Somewhere Over the Gulf of Oman

Juan's eyes flittered open, but his mind was fogged by a brutal migraine headache and a throbbing pain on the side of his skull. A high-pitched roar filled his ears and his face was pressed against cold metal, cold as the air around him. He suddenly remembered Yaqoob's hammering blow against the side of his face and his lights snapping out. The burning pain in his cheek made him think it might be broken.

He shook his head to clear a few more cobwebs, but it felt like his brain was hitting the sides of his skull like a tennis ball in a can, so he stopped. But it was enough to get his bearings.

The roaring noise was the whine of jet turbines. He glanced around, still lying on the floor. His vision was blocked by pallets stacked with metal cases and wooden crates. Everything was shrink-wrapped in plastic and then covered with cargo straps. Glancing a few inches in the other direction showed the base of the pallet nearest him. It was constructed of plywood sheets with seven-inch-thick honeycombed cardboard sandwiched between them. He'd seen this kind of setup before on humanitarian aid drops over Africa. No doubt each pallet had a parachute packed on top.

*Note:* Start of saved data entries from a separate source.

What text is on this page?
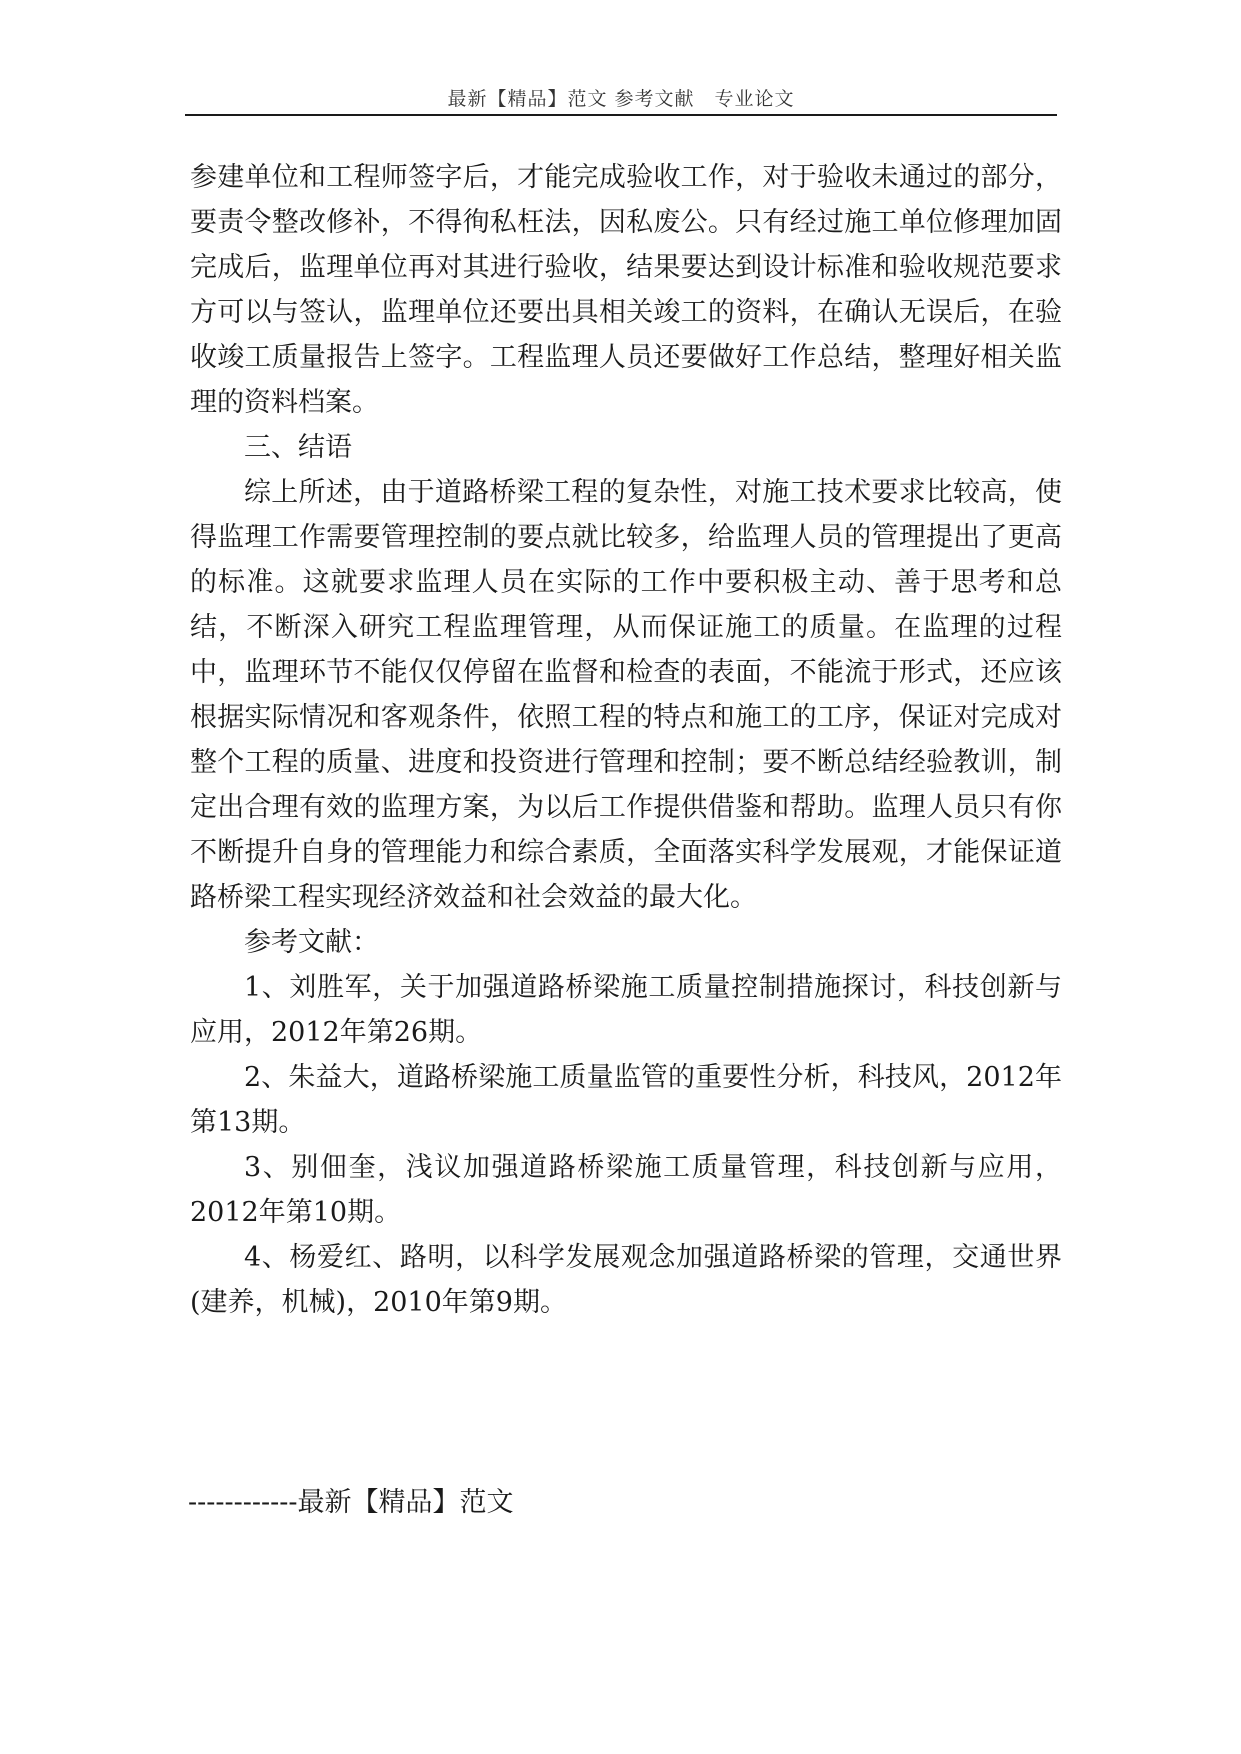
最新【精品】范文 参考文献　专业论文

参建单位和工程师签字后，才能完成验收工作，对于验收未通过的部分，要责令整改修补，不得徇私枉法，因私废公。只有经过施工单位修理加固完成后，监理单位再对其进行验收，结果要达到设计标准和验收规范要求方可以与签认，监理单位还要出具相关竣工的资料，在确认无误后，在验收竣工质量报告上签字。工程监理人员还要做好工作总结，整理好相关监理的资料档案。

三、结语

综上所述，由于道路桥梁工程的复杂性，对施工技术要求比较高，使得监理工作需要管理控制的要点就比较多，给监理人员的管理提出了更高的标准。这就要求监理人员在实际的工作中要积极主动、善于思考和总结，不断深入研究工程监理管理，从而保证施工的质量。在监理的过程中，监理环节不能仅仅停留在监督和检查的表面，不能流于形式，还应该根据实际情况和客观条件，依照工程的特点和施工的工序，保证对完成对整个工程的质量、进度和投资进行管理和控制；要不断总结经验教训，制定出合理有效的监理方案，为以后工作提供借鉴和帮助。监理人员只有你不断提升自身的管理能力和综合素质，全面落实科学发展观，才能保证道路桥梁工程实现经济效益和社会效益的最大化。

参考文献：

1、刘胜军，关于加强道路桥梁施工质量控制措施探讨，科技创新与应用，2012年第26期。

2、朱益大，道路桥梁施工质量监管的重要性分析，科技风，2012年第13期。

3、别佃奎，浅议加强道路桥梁施工质量管理，科技创新与应用，2012年第10期。

4、杨爱红、路明，以科学发展观念加强道路桥梁的管理，交通世界(建养，机械)，2010年第9期。

------------最新【精品】范文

He tried to raise his hands to rub his eyes, but his arms couldn't move. In fact, his wrists were zip-tied behind his back. Worse, he was wrapped up like a mummy in plastic from his shoulders to his thighs—just like the pallets. He was lying on the metal deck of the aircraft, tossed there like a sack of wet cement.

No doubt about it. He was cinched up tighter than one of his abuelita 's spicy tamales.

Adrenaline kicked in. If there was anything that Cabrillo couldn't abide, it was the loss of freedom of movement. That angry endocrine surge cleared his mind enough to get to work.

He leveraged his legs to roll onto his back. His shoulders ached and now he was crushing his bound wrists, but he had a better view of his situation. At least his ankles weren't tied up. Either they ran out of zip ties or they felt sorry for him with his prosthetic leg.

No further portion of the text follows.